= MessagePlus/Open =

Communication platform for organizations

MessagePlus/Open is a communication platform for medium to large organizations designed specifically to handle high volumes of traffic within a high-availability environment. Currently supported communication channels include fax, fax over IP, e-mail and SMS, together withvarious options for integration with business applications. The product has been developed by INTERCOPE GmbH, Germany and is sold by both Intercope and IBM. It was previously known as FaxPlus/Open.

== Application Integration ==
MessagePlus/Open provides generic and application specific integration options. The generic interfaces can be used by any backend application, but require some programming effort. Examples are the data exchange through relational databases like IBM Db2 and Oracle Database, middleware like IBM WebSphere MQ, or a file interface. Application specific interfaces exploit product specific APIs like e.g. the RFC architecture of SAP. In addition interfaces are provided for legacy applications and available end-user interfaces include e-mail, a Client, and virtual printer.

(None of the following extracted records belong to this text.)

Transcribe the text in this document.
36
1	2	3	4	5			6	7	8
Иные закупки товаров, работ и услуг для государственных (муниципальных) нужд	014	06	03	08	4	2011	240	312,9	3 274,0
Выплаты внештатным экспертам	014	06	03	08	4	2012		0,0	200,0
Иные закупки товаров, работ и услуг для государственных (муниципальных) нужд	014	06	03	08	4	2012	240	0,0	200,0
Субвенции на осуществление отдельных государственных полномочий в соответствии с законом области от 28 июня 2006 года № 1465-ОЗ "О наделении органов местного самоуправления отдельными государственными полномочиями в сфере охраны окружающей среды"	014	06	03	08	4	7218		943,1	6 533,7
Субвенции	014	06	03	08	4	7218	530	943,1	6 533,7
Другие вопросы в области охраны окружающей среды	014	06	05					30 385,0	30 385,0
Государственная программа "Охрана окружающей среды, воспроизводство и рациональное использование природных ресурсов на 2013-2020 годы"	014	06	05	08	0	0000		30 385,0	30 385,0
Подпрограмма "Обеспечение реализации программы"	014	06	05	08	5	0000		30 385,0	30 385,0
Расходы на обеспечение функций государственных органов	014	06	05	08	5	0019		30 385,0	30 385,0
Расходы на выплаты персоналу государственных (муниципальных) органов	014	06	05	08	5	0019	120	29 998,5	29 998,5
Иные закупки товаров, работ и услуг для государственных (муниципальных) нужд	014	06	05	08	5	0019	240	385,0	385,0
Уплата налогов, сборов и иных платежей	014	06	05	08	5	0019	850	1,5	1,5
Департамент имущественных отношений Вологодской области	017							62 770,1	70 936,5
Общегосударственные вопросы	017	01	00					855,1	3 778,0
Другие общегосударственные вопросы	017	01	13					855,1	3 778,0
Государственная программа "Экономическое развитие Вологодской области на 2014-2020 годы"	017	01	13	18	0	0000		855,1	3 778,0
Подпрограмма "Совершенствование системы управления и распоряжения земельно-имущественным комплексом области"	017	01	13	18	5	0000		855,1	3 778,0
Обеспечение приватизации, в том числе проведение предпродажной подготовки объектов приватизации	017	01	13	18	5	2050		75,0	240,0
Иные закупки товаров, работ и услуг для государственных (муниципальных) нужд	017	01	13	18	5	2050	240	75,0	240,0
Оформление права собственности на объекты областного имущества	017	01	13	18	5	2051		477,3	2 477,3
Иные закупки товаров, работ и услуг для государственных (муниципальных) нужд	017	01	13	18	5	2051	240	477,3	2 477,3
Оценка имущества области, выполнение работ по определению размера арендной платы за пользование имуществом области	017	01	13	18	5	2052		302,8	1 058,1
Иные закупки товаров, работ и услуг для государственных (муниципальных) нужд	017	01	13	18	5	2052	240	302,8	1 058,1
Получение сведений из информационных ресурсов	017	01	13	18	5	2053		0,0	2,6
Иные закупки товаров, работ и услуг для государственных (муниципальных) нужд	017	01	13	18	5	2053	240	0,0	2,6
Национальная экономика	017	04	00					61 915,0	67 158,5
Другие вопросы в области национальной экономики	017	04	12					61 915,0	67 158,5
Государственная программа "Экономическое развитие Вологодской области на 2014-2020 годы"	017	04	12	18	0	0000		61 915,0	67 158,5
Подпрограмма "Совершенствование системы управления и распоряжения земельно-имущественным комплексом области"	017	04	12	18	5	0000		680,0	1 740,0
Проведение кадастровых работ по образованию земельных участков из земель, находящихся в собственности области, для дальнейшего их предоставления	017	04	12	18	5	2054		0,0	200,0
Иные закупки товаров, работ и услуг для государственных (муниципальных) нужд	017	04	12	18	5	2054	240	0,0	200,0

== Operating Systems and System Supervision ==
The solution runs on z/OS, AIX, Linux, Solaris, and Windows and can be distributed on several computers and operating systems. It can be monitored and controlled via SNMP using standard SNMP managing applications such as IBM Tivoli NetView or HP Network Node Manager (formerly HP Openview).

== Virtualization and High Availability ==
MessagePlus/Open can be deployed in virtualized environments like VMware and supports, as standard, high availability cluster solutions including AIX High Availability Cluster Multi-Processing (HACMP), SUN Solaris Cluster and Microsoft Cluster Server / Failover Clustering (MSCS).

== XML, JAVA and Web services ==
The latest release, MessagePlus/Open Version 4, supports XML based interfaces for file-exchange, IBM WebSphere MQ and WSDL based Web services. It includes a Java Web Client, a Java API, and additional functions designed for complex messaging processing scenarios. These include content analysis features to categorize documents and extract digital data from unstructured or semi-structured content which can then be delivered in structured formats like XML to backend applications.